Despite years of exploratory work, Pebble Partnership, the would-be developers, have not yet submitted official plans for the state permitting process. Activists worry that the permit would effectively be a rubber stamp, especially considering a series of pro-development bills that have passed or been introduced in the state Legislature over the past several years. “There is no 'no' in the Alaska permitting process,” says Tim Bristol, director of the Alaska chapter of conservation group Trout Unlimited. “Their job is to get to yes for mining development.”
That's why the opposition is turning to the EPA, which has the power to block development through Section 404(c) of the Clean Water Act if the project has “unacceptable adverse effects” on water supplies or fish and wildlife habitat. The agency is collecting public comments on its draft report until the end of June and is expected to issue a final draft in the fall, with a 404(c) decision possible after that.
Pebble Partnership has predictably ripped the EPA draft as inaccurate, biased and based on a “hypothetical mine,” since they haven't finalized their own plans. Curiously, that same hypothetical mine sufficed for Pebble to submit a detailed shareholders report to the SEC, a water rights application to the Alaska DNR and a recently released study promising massive economic benefits to the region and the state.

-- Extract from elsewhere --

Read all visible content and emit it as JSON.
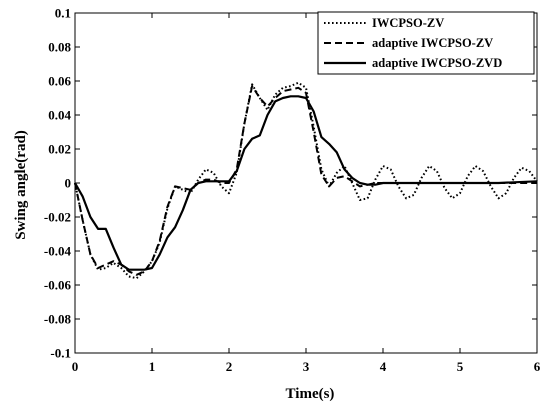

The projections are rosy: According to their report, the mine would produce $500 billion worth of minerals, bring in $136 million to $180 million in annual taxes and royalties, support 15,000 jobs and increase the GDP by $2.4 billion.
The mine's opponents question the accuracy of the economic forecast, and say the destruction of fish, wildlife, tourism, recreation and culture wouldn't be worth it anyway. Recent polls have found between 51 to 54 percent of Alaskans overall opposed to Pebble Mine, with an overwhelming 82.4 percent of Bristol Bay residents in opposition.
The fishing communities have recognized that once a pristine habitat is ruined, it's gone forever. “We're spending billions of dollars a year on the Pacific Northwest to try to restore salmon to systems that are beyond help,” says Samuel Snyder, director of the Bristol Bay Fisheries and Watershed Campaign for the Alaska Conservation Fund. “Why would we do that in Bristol Bay? We have the chance to not have to restore. Why can't we use history as a guide?”
Pebble Partnership did not respond to request for comment for this story.